Evidence and Credibility

Much of the case law that addresses the issue of MIG focusses on the evidence introduced by the claimant to prove his case and questions of credibility.
In Basson v. Royal & Sunalliance (2014) the claimant failed to adduce compelling evidence from his health practitioner that he had a relevant pre-existing medical condition that would exclude him from the MIG. The Arbitrator also called into question the claimant’s credibility and was not prepared to accept his oral testimony without any supporting medical evidence. Accordingly, the Arbitrator found that the claimant had failed to prove that he suffered any pre-existing medical conditions that took him outside of the MIG or that he had alleged “chronic pain”. On the latter point the Arbitrator concluded that:

“… it is arguable that certain types of chronic pain that develop from what originally appeared to be a minor injury might take a person out of the MIG. However, on the facts of this case, given the Applicant’s poor credibility and the fact that he has failed to prove that much of his ongoing pain was caused by the 2011 accident, this argument also fails.”

In Gao v. State Farm (2014) the claimant did not call any of her therapy providers, experts, or family doctor to support the allegation that the claimant suffered from injuries that “were not predominantly minor”. The Arbitrator thereby concluded that the Applicant had not satisfied her burden of establishing that her injuries were not predominantly minor, nor had she provided compelling evidence that pre-existing injuries will prevent her from achieving maximal medical recovery.

In Lo-Papa v. Certas (2014) the claimant relied on a report from a chronic pain specialist who stated that the claimant suffered from anxiety and depression since the accident but did not specifically address the test for MIG. In response, the insurer obtained medical assessments that concluded that the claimant did not have a pre-existing medical condition that would prevent her from achieving maximum recovery from her minor injuries if she was subject to the $3,500 limit. The Arbitrator concluded that “the burden of proof rests on the Applicant and there is nothing provided by the Applicant which satisfies the test of removing the injuries from being predominantly a minor injury”. The fact that there was a finding that the claimant suffers from “lots of anxiety and depression” by a chronic pain specialist did not meet the legal test. Since the expert did not address whether the claimant’s psychological injuries took her outside of the MIG she failed to prove her case.

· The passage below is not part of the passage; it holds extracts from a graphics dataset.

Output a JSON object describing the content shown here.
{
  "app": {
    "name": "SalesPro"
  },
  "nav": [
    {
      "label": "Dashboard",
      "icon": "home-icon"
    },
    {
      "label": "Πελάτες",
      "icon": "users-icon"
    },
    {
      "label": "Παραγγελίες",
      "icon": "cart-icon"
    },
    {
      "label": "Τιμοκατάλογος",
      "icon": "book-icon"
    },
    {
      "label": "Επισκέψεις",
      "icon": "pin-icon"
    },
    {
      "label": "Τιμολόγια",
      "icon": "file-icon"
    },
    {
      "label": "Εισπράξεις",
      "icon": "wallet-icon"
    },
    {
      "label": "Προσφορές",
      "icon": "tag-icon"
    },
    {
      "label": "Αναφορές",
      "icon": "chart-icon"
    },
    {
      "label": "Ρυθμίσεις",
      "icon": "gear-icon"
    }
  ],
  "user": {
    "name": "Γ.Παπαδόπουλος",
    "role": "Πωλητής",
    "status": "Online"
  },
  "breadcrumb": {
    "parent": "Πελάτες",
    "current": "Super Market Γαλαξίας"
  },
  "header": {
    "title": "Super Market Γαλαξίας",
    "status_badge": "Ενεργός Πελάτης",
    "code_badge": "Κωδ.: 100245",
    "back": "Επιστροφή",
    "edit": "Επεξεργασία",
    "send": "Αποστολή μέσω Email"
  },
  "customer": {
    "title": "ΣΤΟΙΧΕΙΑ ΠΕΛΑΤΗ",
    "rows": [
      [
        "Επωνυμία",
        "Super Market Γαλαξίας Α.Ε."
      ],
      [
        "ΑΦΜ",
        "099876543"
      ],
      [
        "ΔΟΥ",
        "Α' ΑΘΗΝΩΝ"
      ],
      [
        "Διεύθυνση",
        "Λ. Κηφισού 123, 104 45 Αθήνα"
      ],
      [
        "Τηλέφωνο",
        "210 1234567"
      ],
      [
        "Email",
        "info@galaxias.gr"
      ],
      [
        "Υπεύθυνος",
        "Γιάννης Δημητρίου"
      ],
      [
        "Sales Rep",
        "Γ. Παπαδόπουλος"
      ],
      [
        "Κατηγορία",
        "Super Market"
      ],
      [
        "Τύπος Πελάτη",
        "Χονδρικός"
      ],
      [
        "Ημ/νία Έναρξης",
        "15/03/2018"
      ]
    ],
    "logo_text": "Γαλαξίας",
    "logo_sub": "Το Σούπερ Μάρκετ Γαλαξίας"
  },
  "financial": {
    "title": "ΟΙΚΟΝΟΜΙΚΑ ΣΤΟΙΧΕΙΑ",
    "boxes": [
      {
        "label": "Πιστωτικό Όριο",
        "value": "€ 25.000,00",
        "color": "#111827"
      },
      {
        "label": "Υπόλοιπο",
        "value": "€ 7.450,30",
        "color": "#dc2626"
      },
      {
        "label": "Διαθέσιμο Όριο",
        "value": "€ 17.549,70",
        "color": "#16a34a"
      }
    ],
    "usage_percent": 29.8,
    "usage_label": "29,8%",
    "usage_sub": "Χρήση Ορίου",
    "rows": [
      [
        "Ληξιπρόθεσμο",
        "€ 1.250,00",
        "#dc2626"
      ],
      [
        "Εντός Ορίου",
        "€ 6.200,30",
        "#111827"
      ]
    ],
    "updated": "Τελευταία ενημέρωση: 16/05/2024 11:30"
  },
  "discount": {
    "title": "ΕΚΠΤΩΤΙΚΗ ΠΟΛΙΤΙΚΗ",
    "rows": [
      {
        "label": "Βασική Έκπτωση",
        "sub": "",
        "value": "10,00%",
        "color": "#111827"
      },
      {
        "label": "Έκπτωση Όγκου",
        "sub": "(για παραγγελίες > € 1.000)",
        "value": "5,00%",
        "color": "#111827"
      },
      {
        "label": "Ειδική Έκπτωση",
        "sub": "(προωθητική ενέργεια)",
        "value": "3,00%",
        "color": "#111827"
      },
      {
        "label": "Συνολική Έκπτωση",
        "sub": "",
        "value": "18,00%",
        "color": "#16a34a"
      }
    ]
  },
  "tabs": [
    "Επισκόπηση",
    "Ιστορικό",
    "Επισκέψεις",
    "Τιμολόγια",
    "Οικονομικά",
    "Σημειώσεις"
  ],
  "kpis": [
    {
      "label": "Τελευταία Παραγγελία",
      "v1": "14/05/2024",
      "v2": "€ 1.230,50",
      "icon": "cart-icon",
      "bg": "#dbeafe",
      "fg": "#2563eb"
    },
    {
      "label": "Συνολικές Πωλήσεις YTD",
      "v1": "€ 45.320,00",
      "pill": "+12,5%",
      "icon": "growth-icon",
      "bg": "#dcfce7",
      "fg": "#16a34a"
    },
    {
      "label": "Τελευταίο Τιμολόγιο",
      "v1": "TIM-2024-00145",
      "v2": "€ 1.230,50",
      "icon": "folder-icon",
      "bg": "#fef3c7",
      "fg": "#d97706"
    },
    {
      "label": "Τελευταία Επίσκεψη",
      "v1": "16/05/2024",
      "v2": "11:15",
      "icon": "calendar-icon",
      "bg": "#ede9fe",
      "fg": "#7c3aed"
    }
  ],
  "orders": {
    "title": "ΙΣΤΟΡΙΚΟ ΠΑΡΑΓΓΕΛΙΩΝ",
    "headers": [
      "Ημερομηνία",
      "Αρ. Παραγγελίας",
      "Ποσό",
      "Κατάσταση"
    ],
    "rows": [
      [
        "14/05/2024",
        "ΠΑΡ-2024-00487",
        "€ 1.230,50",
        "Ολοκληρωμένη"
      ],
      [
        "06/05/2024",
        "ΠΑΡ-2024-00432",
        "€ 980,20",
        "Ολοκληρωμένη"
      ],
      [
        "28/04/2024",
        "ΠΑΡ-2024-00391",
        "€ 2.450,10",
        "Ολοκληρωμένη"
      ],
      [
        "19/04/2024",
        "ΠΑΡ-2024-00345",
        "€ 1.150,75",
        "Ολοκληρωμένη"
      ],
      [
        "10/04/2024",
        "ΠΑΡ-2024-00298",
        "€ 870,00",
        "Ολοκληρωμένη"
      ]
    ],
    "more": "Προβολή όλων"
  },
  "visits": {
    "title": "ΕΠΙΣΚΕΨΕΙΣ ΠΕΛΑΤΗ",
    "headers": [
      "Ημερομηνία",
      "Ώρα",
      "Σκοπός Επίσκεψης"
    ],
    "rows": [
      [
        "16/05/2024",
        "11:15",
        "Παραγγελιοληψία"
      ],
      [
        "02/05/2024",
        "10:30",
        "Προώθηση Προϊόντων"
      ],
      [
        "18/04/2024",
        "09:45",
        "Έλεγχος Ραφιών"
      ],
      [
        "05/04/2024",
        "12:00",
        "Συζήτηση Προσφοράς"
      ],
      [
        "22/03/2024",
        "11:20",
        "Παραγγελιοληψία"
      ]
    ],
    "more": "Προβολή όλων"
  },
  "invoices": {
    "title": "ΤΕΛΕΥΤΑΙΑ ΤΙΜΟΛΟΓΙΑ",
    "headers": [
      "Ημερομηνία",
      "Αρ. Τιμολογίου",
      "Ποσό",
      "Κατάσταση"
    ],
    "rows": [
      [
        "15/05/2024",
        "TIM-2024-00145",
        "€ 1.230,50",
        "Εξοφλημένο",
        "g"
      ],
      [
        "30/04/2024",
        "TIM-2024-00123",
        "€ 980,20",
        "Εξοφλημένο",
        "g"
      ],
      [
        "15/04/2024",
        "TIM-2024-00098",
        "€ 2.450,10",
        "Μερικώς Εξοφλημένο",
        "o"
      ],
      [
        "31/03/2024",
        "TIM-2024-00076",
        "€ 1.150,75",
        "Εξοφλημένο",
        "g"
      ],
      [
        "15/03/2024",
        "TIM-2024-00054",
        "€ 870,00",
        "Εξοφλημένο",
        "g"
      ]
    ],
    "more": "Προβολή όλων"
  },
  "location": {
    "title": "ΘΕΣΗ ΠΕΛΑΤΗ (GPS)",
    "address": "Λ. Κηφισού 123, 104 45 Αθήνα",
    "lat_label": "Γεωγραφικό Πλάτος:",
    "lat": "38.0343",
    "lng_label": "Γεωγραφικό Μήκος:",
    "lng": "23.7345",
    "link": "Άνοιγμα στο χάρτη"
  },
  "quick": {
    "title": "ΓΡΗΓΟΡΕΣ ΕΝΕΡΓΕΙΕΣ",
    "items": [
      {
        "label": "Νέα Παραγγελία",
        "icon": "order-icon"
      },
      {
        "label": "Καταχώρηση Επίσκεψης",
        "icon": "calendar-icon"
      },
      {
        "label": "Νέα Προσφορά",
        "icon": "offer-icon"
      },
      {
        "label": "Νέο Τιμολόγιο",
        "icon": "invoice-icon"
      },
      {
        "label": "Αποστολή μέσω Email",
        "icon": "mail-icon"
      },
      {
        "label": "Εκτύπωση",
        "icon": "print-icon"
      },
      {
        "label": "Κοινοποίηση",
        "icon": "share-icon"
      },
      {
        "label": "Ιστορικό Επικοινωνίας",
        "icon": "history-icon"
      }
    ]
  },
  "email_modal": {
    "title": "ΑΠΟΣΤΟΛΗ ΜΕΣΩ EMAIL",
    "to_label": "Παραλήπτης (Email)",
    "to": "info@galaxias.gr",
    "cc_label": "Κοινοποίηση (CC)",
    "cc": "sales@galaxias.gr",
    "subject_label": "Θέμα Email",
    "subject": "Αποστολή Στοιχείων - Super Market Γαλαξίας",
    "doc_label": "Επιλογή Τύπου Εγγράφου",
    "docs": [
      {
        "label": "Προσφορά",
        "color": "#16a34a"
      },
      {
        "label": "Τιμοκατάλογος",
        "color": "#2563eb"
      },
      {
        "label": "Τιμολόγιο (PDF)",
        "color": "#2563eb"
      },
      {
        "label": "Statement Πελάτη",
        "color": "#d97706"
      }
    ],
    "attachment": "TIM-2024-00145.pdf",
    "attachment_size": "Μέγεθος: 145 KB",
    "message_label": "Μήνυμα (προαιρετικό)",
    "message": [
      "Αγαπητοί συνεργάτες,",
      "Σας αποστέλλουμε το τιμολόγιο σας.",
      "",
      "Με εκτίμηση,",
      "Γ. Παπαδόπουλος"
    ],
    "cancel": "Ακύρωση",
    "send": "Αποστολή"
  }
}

The case law pertaining to the MIG is ever changing and developing. We are reminded by the above decisions that a claimant has the burden to prove her case and that credibility is important. We learn from Arruda v. Western Assurance Company that:

  1. A diagnosis of chronic pain may take the claimant outside of the MIG;
  2. An insurer should obtain a report (or at least an addendum) responding to a diagnosis of chronic pain;
  3. An injury that falls within the MIG injury today, may develop into an injury outside of the MIG tomorrow.

It is likely that a claimant will obtain reports diagnosing chronic pain as soon as possible; and possibly on a retroactive basis. Claimants will undoubtedly obtain persuasive medical reports that explain why a pre-existing medical condition (such as a pregnancy) has complicating factors that prevent her injuries from being treated within the MIG. We may see more referrals to specialists, intensive therapy, and diagnostic testing done for the express purpose of taking a claimant outside of the MIG.

While as the cases set-out above provide justification for an insurer’s utilization of the MIG, they also provide a roadmap for the claimant to prove otherwise. The key to good adjusting is to understand how the existing law provides us a guideline as to what was a MIG injury in the past, and how it may be applicable to our cases into the future.